Denmark needs to educate more young people in IT skills such as programming, coding and mobile phone app design, suggests Dansk Ehrverv (Danish Chamber of Commerce) and IT-Branchen, an association of about 300 IT companies.
A new international study has revealed that young Danes are far less interested in learning advanced computer skills compared to their counterparts from other countries such as Germany, the UK, China and India.
Few are interested
According to the survey that is based on answers from 408 Danes aged between 16-25, only 34 percent are ‘very’ or ‘somewhat’ interested in learning to code or build mobile phone apps.
In Brazil, India and China some 70 percent of the age bracket would like to have these skills.
Denmark also ranks at the bottom in a European comparison as 48-58 percent of young people in France, Germany and UK would be interested in developing their coding skills and 48 – 60 percent would like to know how to design their own mobile phone app.
Lack of skilled experts
Mette Lundberg, the head of the communications and policy department at IT Branchen, warns that Denmark has a “massive shortage” of experts experienced in digital technology.
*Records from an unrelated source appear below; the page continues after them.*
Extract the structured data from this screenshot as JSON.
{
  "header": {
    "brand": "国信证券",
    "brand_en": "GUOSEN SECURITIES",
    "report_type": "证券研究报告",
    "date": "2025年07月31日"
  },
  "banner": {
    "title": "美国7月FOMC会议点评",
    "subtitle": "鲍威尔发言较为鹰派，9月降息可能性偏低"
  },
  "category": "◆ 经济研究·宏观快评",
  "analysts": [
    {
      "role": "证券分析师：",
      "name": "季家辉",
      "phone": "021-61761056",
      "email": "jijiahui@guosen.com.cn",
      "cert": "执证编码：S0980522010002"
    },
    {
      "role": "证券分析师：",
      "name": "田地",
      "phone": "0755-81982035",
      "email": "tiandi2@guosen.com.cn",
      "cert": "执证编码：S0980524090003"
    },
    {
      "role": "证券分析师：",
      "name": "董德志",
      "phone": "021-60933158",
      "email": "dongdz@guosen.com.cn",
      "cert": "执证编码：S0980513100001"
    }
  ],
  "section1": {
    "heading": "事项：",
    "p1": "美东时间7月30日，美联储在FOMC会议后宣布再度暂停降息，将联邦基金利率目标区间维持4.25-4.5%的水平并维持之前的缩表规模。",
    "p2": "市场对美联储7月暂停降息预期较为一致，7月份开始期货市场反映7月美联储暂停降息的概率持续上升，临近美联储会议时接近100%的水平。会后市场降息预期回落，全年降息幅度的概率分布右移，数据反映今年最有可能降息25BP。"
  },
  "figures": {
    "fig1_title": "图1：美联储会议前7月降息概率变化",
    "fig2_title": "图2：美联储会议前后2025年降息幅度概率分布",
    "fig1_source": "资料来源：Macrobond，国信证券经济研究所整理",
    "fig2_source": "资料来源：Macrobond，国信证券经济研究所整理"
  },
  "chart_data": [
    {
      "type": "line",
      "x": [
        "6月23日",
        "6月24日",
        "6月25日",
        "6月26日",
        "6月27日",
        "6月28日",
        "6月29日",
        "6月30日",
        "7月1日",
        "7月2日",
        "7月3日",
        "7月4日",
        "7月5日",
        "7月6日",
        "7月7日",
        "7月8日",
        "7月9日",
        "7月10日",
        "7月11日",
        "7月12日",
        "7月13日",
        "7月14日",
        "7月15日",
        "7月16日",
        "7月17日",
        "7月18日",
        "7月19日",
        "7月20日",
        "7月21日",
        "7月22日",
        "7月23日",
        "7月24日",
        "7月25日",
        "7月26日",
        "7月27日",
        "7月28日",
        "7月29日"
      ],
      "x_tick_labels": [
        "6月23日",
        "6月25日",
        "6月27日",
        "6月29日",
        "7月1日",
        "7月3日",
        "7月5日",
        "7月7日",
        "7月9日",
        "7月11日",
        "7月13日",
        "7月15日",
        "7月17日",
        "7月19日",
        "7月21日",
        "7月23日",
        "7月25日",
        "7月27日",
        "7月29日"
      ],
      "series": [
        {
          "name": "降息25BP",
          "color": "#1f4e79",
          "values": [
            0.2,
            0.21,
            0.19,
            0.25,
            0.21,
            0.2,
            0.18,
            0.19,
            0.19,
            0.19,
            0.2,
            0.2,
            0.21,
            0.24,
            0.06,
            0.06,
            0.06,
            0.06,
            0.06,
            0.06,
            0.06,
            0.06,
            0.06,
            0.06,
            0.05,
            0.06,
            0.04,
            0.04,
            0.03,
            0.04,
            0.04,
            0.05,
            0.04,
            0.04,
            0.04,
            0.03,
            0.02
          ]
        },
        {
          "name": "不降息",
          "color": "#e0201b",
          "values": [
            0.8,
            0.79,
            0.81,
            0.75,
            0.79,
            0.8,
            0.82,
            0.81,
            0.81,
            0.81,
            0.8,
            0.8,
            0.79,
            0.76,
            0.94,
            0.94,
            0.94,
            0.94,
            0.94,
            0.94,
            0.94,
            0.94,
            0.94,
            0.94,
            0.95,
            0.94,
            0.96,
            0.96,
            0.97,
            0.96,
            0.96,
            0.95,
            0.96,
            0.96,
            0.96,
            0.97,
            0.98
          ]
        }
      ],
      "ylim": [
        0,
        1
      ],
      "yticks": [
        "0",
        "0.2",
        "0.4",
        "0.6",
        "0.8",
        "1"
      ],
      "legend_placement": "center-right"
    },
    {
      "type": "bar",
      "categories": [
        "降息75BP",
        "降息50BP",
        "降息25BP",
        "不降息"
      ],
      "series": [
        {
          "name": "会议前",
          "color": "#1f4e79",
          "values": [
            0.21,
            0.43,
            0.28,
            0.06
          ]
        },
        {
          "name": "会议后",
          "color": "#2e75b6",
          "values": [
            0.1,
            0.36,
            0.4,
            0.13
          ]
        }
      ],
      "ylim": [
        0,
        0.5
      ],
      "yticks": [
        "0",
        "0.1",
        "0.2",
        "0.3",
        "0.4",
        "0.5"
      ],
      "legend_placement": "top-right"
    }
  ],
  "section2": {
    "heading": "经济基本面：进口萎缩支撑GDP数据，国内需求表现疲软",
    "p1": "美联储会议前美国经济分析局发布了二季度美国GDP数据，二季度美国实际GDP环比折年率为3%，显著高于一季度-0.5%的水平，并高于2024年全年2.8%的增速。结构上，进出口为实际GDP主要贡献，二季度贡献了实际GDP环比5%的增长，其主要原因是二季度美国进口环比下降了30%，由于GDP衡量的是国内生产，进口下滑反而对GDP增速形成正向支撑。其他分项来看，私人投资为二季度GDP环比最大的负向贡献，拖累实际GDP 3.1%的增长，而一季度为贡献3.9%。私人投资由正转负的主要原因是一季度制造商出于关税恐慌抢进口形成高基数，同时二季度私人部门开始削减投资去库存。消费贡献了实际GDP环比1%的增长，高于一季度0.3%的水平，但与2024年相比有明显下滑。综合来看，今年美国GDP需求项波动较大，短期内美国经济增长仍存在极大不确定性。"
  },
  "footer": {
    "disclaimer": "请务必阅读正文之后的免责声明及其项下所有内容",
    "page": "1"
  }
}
Both Dansk Erhverv and IT Branchen therefore propose to introduce compulsory IT and programming courses at public schools.
While young Danes don’t seem thrilled to learn coding and programming, they are definitely keen on playing computer games.
E-sports growing fast
E-sports – competitive video gaming – is a rapidly increasing trend at Danish schools and sports clubs.
“Every day we get many requests from schools and sports clubs that want to include e-sports into their programs,” Niels Thornberg, the deputy chairman of the umbrella organisation Esport Danmark, told DR.
According to its proponents, e-sports helps young people develop social skills and teaches them teamwork.
Esport Danmark is currently working on being included in the Danish Sports Federation, and Thornberg hopes e-sports will be part of the Olympic program in 2020.